NOM ACTUEL : quai Comte-Lair
 

 QUARTIER : Offard - Millocheau
   

Première dénomination : rue de l'Abattoir 4 août 1922 : quai Comte-Lair

  Le comte Charles Lair, né à Saumur en 1841, fait de solides études à Paris, suivant les cours de l'Ecole des Chartes et de la Faculté de Droit. Devenu en principe avocat, il ne plaide jamais. Il préfère parcourir la France et le monde avec le titre d'Inspecteur de la Société Française d'Archéologie.
 Au cours de ses fréquents voyages, il sait repérer les objets d'art de haute époque, présentant intérêt et rareté ; il sait aussi les acquérir avec une redoutable habileté.Ex-libris du comte Charles Lair, gravure sur cuivre Dans son château de Blou, il constitue un cabinet de curiosités, regroupant en particulier des ivoires, des peintures sous verre, des livres aux reliures rares, des coffrets italiens, une corne à boire allemande, des gobelets d'argent, des boussoles anciennes, des ornements d'église..., au total, plus de 1 200 pièces, sans compter les ex-libris.
 Voici l'ex-libris du comte, gravé à l'eau-forte, avec sa devise : « Esse quam videri - Etre plutôt que paraître » et ses armes  : « D'argent à la croix dentelée de sable cantonnée en chef de deux étoiles d'azur et en pointe de deux roses de gueules ».

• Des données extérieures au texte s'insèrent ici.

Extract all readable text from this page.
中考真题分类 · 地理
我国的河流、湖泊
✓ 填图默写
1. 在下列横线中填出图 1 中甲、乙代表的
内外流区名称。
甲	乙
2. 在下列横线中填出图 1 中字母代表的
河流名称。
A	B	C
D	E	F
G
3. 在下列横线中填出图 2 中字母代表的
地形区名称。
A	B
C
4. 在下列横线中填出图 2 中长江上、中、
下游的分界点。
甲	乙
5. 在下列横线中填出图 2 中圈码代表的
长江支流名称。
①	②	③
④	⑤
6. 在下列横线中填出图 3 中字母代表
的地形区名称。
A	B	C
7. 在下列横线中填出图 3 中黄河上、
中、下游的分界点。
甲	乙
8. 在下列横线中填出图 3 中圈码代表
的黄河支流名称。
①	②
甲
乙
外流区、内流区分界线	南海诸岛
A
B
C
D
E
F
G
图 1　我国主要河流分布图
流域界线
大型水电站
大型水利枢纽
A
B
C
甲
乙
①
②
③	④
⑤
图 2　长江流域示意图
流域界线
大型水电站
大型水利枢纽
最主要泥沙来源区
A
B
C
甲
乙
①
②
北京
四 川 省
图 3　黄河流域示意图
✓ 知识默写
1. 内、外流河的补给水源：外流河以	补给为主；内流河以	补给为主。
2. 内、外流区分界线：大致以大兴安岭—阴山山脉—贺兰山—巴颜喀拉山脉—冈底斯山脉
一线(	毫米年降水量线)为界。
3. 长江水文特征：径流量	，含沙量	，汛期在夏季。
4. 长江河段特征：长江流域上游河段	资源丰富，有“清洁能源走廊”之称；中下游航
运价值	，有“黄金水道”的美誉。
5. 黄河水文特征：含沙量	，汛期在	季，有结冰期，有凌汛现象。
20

 Sans héritier direct, le comte se brouille avec des neveux trop impatients. Ami du colonel Picard et du docteur Bontemps, il songe d'abord à transmettre sa collection à la Société des Lettres, Sciences et Arts du Saumurois, qui peut difficilement en assurer la maintenance. Le Conseil municipal en discute le 20 février 1915 et songe alors à installer la collection dans la Maison de la Reine de Sicile. Finalement, en 1919, peu avant sa mort, le comte lègue tous ses trésors au Château de Saumur, par l'intermédiaire de Marthe Peton.

 En 1989, l'exposition intitulée " Un cabinet d'amateur d'art et de curiosités au XIXe siècle " a présenté une partie de cette riche collection ( catalogue par Monique Jacob et Françoise Balignac-Hau ).

N° actuel

CURIOSITÉS

Ancien abattoir, quai Comte-Lair
Ancien abattoir

 

 Après 70 ans d'hésitations, l'emplacement des nouveaux abattoirs est adopté en 1851, l'enquête de commodo et incommodo lancée aussitôt et l'emplacement acheté aux propriétaires de l'île, mesdames Maffray et Chosamy, épouse Millocheau.
 L'adjudication des travaux est opérée le 3 mars 1852, en 10 lots, à partir d'un montant estimé de 111 000 francs.

Avis d'ajudication, A.M.S., 1 M

  L'architecte -voyer Charles Joly-Leterme adopte un plan simple : autour d'une allée centrale bien éclairée, surmontée par une puissante toiture, sont réparties six tueries particulières de chaque côté.

Bâtiment central de l'abattoir

 Autour de ce bâtiment central, est disposée une série d'étables et d'entrepôts dans le robuste style utilitaire de l'époque.

Une étable

 A l'entrée, un pavillon sert pour les contrôles hygiéniques ; un château d'eau est construit ( à droite ), à une époque où aucun service d'eau n'existe en ville.

Pavillon d'entrée et château d'eau

 Une somme complémentaire de 25 560 francs est dégagée pour les aménagements intérieurs et le mobilier. Des bascules sont posées à l'entrée. Une fonderie de suif et une triperie sont construites en annexes. La " rue de l'Abattoir " est surélevée et empierrée. Les nouveaux abattoirs entrent en service à la fin de 1855.